My solution is to leave any over-arching groups out of this. Work without the national group. Work locally with your comrades on issues you can win. If you want to occupy somewhere, call a meeting for it. Put out your message to all your groups, and make it clear that you are meeting specifically and only to ascertain everybody's willingness to do it, and the tactics thereof. Fuck, do a feasibility study. See what the local people who aren't students think of the issue you're interested in. Can you use their help? Can you help them in any way? Can you build bridges to close the gap between academia and the working people? Go under the radar of the national groups, the old men, the parties. Like all authority figures, and budding authority figures, they need us. We don't need them. It doesn't matter how fucking red the star is on the leader's lapel, or how well you used to know him, he's the leader, and if he gives you orders: ignore the bastard. Show them their irrelevance in calling and executing action without them and with your local communities. If you're really working with local people, you're going to be working with folk who don't consider themselves "left-wing" at all, they're just interested in protecting their local environment, their local services, their education, their post office. Every time a new national student organisation calls a meeting to fight the cuts, we get further away from the people around us who might fight alongside us.

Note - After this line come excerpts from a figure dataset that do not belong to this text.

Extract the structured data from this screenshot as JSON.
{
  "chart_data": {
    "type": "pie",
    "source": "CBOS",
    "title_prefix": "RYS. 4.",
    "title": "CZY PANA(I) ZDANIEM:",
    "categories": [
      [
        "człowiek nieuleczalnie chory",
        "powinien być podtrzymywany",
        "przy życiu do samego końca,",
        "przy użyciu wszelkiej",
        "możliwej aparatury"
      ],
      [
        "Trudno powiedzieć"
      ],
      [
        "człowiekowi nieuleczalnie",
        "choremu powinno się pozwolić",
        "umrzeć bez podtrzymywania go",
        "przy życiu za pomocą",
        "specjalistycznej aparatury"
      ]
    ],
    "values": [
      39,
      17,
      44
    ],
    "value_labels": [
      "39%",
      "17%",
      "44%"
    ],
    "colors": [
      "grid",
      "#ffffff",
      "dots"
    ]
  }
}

How can the left grow up? There are many ways for this to happen, all of them slow, most of them painful for those of us with reputations staked on our arrest count/votes in the EUSA elections. The point is that, as Lao Tzu said, the journey of a thousand miles starts with a single step. The student left can start to grow out of adolescence by looking out rather than in, by applying some of the knowledge and analytical skills we learn at university to our work in the community, as well as recognising what we do as "work in the community". We can detach ourselves from our egos by removing the masculine structures that reward arseyness with power, but also by shutting up about our own politics occasionally, toning down the in-jokes about Stalin and taking each other seriously as people with a passion for doing the right thing, which, at heart, I really believe we all are.